My dear niece is a senior, and I had my first-ever Facetime college admission session with her recently. Alexandra doesn’t have a dad, and since we grew extremely close in our six years together at my former, and her current school, I’m squarely on the “other side of the desk” in this process. I will celebrate her acceptances and grieve with her over the denials that the process almost guarantees just as if she were my daughter,
But being back in quasi-parent mode has raised two perennial questions: (1) is college worth the price tag; and (2) liberal arts or career-track. Both are a little more philosophical for me this time around since the one part of the process that won’t fall to this “parent” is the tuition statement.
Spoiler alert: my answers are “absolutely” and “absolutely liberal arts.”
I won’t resort to trotting out the annual recitation of total annual income by education level, but the large sample of that survey trumps (is that word still ok to use?) the individual billionaire college dropouts that critics of investing in a four-year degree routinely cite. In addition to increasing one’s lifetime income, I cannot imagine a more formative, influential four-year period. Managing relative independence, trying on new personas, being part of a community – it would be difficult to recreate that experience.

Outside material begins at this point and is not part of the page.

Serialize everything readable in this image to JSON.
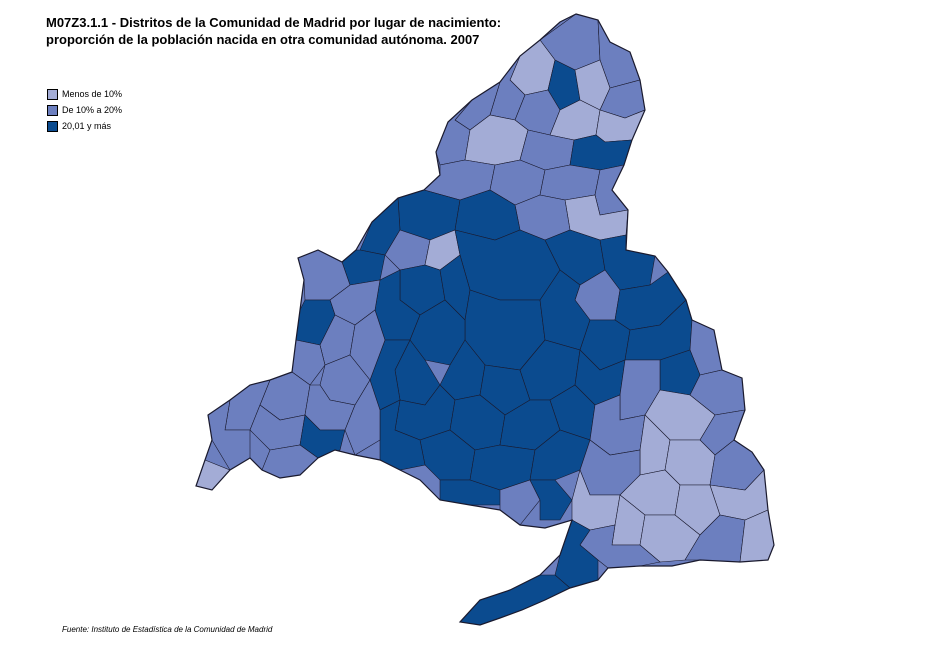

I will concede that getting that first job is easier for an aeronautical engineering or accounting graduate. However, having been on a narrow track for the first two of my four years of college, I am so grateful that things opened up in years three and four. I did not even know what psychology was before my junior year of college, and after 15 credits, I wished that I had the luxury of doubling my major. Philosophy, logic, music appreciation – all of these courses have had a positive impact on my life.
My niece was spared all of this. We were too busy honing her list of 16 colleges to an “almost manageable” list of 11 to which she will apply. While this process is stressful for students and parents, much to my eldest’s chagrin, I still maintain there is significant opportunity for self-discovery, and more than ever, I value the growth afforded by a liberal arts education.